Phlebotomizing along the right-hand side of a cannibal’s interview was everything I never knew I always needed: a breast. Granted, this breast was attached to a woman. This woman had only a pair of white pants on. There was no notation, or labels, or emblems, or headers, footers; no text or icon-based branding whatsoever. She was simply topless, in pants that occupied a mere 5% of the bottom right corner. And yet, somehow we all knew exactly what we were supposed to buy based off of this simple image that, in varying degrees obviously, has been threading through Occidental art history for centuries.
One cannot measure the intensity of such mitigation. Finally! “Cheryl” (American Apparel) is “taking her clothes off and emulating the act of sweet love-making to the torso of someone” (no analogy required). And just then, in our greatest moment together, a new patient walks up from behind me in the office. Naturally, this was at the precise moment that the Flash application starts to stick and the brief “American Apparel” that appears has given up hope, leaving the breast permanently frozen on my screen. It is aware that God will always resent me, and accordingly abandons me, leaving me with this total stranger and a particularly gratuitous angle on screen.
I did what all other creepy, porn drenched computer nerds would do, which was react in an uncoordinated and overly flustered manner, ex-ing out of the page and pretending that I was doing something respectable, like donating money to the poor children of somewhere or ordering a sundeck umbrella.
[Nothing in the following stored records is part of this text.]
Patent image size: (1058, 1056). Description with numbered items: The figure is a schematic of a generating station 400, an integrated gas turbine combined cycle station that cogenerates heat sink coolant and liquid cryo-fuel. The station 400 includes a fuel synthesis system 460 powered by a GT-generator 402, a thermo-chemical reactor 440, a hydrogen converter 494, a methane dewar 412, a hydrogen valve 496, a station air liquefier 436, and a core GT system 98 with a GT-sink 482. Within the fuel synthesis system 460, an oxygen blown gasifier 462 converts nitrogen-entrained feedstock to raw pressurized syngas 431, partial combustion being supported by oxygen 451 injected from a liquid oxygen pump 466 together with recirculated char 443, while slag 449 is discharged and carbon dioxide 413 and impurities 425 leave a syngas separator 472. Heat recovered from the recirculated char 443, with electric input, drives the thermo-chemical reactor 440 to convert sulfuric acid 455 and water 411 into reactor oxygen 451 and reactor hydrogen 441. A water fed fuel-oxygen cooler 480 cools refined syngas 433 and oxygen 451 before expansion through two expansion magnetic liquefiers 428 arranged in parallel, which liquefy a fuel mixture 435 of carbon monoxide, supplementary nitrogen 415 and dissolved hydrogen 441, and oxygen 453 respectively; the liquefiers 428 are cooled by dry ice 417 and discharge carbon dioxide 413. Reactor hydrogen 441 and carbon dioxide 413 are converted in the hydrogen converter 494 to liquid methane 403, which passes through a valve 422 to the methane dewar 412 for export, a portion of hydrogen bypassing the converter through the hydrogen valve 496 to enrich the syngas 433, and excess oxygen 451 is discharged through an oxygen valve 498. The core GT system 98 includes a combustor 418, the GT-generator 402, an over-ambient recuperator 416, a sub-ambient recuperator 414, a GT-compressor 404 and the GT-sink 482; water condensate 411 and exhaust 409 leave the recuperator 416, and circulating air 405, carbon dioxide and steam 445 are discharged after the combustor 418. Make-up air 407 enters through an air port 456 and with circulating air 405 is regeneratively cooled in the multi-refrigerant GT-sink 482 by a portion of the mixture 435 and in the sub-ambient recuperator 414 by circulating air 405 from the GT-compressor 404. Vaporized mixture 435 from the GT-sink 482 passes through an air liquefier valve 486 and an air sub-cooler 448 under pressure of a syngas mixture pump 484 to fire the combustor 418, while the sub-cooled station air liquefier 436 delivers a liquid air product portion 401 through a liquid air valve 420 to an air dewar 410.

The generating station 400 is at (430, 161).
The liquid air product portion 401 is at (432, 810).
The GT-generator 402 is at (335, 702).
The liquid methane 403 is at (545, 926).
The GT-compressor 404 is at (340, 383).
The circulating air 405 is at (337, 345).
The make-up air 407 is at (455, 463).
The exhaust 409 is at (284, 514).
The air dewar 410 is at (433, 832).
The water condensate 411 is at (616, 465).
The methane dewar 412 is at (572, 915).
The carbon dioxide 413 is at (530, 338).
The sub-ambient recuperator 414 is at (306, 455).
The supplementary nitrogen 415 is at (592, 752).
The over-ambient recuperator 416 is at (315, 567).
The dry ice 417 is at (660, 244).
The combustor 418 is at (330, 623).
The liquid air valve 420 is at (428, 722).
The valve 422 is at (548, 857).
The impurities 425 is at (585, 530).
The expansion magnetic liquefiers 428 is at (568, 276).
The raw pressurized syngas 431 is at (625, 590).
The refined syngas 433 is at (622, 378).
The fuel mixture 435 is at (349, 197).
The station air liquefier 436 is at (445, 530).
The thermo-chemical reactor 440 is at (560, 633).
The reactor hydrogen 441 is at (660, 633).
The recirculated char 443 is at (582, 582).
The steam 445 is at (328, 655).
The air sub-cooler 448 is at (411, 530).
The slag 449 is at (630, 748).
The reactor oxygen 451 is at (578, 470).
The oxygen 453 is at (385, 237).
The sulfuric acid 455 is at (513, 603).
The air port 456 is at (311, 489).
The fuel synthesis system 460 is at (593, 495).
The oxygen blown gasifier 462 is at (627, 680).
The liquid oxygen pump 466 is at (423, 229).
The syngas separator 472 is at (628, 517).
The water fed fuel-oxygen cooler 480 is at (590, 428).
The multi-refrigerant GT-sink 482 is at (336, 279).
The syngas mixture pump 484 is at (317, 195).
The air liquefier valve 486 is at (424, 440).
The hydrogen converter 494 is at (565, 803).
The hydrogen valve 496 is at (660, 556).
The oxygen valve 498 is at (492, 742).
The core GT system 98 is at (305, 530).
I thought that the situation might have heightened as my boss entered the room. However, I think that we have reached a point in our routine that no longer warrants incredulity, or even so much as a disrupted glance. I think I need to improve upon my knitting abilities or learn to carve radishes into orchids and intricate fishes, something to occupy my time and my hands.
I remain perplexed by the nature and by the nurture of the million and one American Apparel colors. But now, having been bested by it, I do feel compelled to wear (in the Scarlet Letter sense of the word) a Golden Unitard: the bitch tag for the bright and splendid cotton adorners of this generation.